Annick, redoutable marcheuse, ne se ressent pas de ses 700 bornes de rando en un mois terminées il y a à peine deux semaines, elle part à sept à l'heure avec son caractéristique ample mouvement de bâton. Je reste avec Josette qui pense au début que je me retiens alors qu'en fait, je fais des efforts pour la suivre. Je ne suis pas moniteur de marche nordique, moi ! Juste un vieil arpenteur de bitume venu au long sur le tard, un routard perdu chez les extra-terrestres.


Nous étions convenus de nous ravitailler tous les quatre tours à savoir 5,2 km, ce qui sera toujours respecté. Comme à l'accoutumée, l'ambiance est d'abord souriante et conviviale. Certains courent en permanence comme Stéphanos qui vole déjà vers la victoire, d'autres alternent sagement marche et course. Plus rares sont les marcheurs intégraux comme Mico34 et nous. Quelques-uns se sont essayés aux bâtons avec plus ou moins de technique.

Au bout de 22 km, gros arrêt. Il fait chaud, il faut se changer et avaler un casse-croûte.
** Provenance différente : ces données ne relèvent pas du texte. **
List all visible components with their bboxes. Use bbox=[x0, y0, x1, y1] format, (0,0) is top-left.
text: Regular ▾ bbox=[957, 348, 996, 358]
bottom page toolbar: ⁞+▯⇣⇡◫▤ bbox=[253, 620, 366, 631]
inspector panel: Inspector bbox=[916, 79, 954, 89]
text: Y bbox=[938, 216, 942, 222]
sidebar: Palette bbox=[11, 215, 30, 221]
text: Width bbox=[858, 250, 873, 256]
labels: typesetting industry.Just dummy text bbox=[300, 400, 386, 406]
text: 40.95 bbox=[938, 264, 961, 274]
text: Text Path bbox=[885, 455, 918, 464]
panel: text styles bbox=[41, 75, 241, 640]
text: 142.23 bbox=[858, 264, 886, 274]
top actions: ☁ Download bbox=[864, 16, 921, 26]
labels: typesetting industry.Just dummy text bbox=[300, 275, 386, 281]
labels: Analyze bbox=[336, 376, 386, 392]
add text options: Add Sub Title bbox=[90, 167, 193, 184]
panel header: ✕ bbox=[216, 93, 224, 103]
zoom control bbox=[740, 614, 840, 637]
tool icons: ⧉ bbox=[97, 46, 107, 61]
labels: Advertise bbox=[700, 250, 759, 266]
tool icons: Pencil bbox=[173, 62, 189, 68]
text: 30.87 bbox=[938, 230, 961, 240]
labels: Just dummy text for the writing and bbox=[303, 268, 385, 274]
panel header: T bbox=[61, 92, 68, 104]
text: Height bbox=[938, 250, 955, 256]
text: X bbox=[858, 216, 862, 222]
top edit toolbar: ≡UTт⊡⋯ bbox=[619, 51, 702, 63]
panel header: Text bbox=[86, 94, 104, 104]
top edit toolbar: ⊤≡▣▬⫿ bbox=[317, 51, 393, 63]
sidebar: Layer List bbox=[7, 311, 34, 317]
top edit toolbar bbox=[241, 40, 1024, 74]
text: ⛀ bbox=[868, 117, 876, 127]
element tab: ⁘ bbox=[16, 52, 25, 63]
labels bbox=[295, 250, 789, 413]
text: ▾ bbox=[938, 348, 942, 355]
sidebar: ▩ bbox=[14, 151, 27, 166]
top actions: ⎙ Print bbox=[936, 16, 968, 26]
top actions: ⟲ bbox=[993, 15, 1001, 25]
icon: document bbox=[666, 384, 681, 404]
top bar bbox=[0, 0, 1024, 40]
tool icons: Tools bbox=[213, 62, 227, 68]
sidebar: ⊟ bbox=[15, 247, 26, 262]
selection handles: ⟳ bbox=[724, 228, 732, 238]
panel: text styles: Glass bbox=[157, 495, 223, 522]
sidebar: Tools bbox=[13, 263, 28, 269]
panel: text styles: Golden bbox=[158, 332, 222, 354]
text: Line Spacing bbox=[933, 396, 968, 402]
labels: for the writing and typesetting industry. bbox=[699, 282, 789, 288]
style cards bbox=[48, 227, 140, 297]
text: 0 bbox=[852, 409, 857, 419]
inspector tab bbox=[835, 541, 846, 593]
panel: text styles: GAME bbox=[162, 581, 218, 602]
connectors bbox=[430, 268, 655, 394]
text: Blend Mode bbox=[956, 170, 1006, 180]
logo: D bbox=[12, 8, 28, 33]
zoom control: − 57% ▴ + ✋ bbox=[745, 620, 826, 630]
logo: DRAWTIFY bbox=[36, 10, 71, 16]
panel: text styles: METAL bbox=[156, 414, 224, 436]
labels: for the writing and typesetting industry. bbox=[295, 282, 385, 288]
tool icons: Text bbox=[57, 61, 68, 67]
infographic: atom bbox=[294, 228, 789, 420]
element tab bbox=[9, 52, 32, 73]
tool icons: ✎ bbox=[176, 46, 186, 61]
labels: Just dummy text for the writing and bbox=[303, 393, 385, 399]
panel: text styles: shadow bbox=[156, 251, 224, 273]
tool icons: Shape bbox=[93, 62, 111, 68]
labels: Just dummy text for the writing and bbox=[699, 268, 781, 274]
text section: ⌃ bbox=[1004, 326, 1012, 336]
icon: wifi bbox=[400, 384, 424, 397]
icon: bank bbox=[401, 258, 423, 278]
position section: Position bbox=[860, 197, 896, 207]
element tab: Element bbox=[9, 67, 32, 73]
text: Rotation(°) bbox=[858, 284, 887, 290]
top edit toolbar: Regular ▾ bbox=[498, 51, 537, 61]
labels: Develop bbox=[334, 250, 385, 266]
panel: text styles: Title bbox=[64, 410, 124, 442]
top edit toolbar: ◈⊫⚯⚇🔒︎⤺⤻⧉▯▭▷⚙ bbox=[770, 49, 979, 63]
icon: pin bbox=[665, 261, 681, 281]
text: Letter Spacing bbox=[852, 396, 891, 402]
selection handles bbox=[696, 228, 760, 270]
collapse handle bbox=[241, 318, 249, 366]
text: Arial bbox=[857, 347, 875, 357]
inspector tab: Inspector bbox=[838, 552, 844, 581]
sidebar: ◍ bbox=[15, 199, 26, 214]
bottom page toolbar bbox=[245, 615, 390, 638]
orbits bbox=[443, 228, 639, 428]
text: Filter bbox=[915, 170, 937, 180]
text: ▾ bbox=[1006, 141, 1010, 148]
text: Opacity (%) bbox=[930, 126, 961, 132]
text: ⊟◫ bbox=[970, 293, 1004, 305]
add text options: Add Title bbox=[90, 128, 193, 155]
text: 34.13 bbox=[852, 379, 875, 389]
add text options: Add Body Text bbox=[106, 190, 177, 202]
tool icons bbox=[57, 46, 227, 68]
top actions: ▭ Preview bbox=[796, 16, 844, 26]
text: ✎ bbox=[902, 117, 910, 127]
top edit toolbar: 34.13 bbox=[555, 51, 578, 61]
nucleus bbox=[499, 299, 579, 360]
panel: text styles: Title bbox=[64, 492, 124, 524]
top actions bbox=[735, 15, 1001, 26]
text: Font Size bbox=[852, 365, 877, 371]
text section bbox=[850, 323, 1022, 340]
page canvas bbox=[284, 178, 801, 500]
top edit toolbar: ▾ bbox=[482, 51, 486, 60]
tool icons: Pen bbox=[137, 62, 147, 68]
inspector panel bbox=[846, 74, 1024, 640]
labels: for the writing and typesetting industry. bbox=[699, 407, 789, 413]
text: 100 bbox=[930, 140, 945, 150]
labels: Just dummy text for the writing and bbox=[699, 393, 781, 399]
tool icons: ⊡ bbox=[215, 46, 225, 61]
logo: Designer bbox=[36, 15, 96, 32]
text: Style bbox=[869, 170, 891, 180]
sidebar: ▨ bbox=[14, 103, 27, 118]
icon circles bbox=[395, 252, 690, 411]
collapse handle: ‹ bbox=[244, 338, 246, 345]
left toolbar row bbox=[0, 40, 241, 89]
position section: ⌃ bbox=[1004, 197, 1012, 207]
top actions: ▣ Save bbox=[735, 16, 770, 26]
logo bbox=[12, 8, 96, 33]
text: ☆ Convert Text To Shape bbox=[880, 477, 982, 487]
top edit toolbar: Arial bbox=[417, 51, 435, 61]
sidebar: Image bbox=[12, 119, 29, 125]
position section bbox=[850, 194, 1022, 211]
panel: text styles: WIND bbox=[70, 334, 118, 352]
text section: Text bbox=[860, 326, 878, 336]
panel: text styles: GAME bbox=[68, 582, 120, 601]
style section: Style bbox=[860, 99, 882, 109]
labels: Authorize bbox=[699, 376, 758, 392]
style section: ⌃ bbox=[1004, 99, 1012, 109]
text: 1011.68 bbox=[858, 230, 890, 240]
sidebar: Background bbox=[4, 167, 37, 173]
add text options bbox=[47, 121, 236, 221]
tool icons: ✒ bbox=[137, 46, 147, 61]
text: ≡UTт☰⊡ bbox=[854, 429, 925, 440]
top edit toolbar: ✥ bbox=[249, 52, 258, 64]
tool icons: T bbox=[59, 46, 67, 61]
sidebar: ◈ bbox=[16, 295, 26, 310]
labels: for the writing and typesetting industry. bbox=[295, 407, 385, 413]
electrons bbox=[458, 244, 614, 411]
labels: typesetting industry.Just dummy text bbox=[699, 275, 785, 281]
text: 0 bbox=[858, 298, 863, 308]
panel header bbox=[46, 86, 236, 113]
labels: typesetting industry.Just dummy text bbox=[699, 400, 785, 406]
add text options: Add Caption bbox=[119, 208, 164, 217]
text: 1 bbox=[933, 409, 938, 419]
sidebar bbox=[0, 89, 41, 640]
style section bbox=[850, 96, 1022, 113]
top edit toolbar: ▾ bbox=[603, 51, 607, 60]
Prudents, nous avons emporté dans nos bagages de quoi faire deux vrais repas. Comme disait mon grand-père Raymond, on a eu le nez creux car le ravito, pléthorique l'année précédente, ressemblait maintenant à celui d'un trail de 50 km et non à ce qu'on pourrait attendre d'une épreuve de longue haleine. Et je ne parle pas de l'absence de bière à l'arrivée, sacrilège !

Trois quarts d'heure d'arrêt et c'est la chenille qui redémarre.

Avec Mickey 49

Nous sommes sur des moyennes de 5,3 à 5,7 km/h de moyenne arrêts courts compris, ce qui fait un rythme de 6 à 6,5 km/h en général. Josette affiche une endurance supérieure à la mienne, pour preuve son absence de passages à vide durant toute l'épreuve contrairement à son lutin de mari qui alterne coups de mou et coups de mieux. Mon épouse qui pensait au début que je l'attendais doit se rendre à l'évidence, si j'ai parfois quelques mètres de retard, ce n'est pas par galanterie. Et la chose ne s'arrange pas quand Josette est rejointe par Annick qui l'entraîne dans son rythme effréné.


 INTERLUDE :
La vie des hamsters kikous


Le hamster est à la fois solitaire et solidaire. Le hamster sait que la souffrance finit toujours par s'installer et il sait qu'on doit l'affronter seul tout en n'oubliant pas de saluer les autres et répondre aux sollicitations. Hamster d'un jour et membre de Kikouroù depuis dix ans, je communique régulièrement avec une partie des 69 Kikous présents sur le Champ de Mars. Les Kikous, c'est Stéphanos qui n'oublie jamais de m'encourager du haut de ses 191 km parcourus, c'est Marathon-Yann qui me dit qu'il s'est inscrit après avoir lu mon récit 2016 ainsi que celui de Mustang, c'est Bérénice et d'autres qui me parlent de mes textes, c'est Vik le presque tout nu qui me demande des poèmes (exaucé, Vik), c'est le Rag qui me survole amicalement, c'est dg2 qui porte longuement la flamme Kikouroù et qui vient discuter un moment avec moi... pardon de ne pas tous vous citer mais je ne suis pas Prévert.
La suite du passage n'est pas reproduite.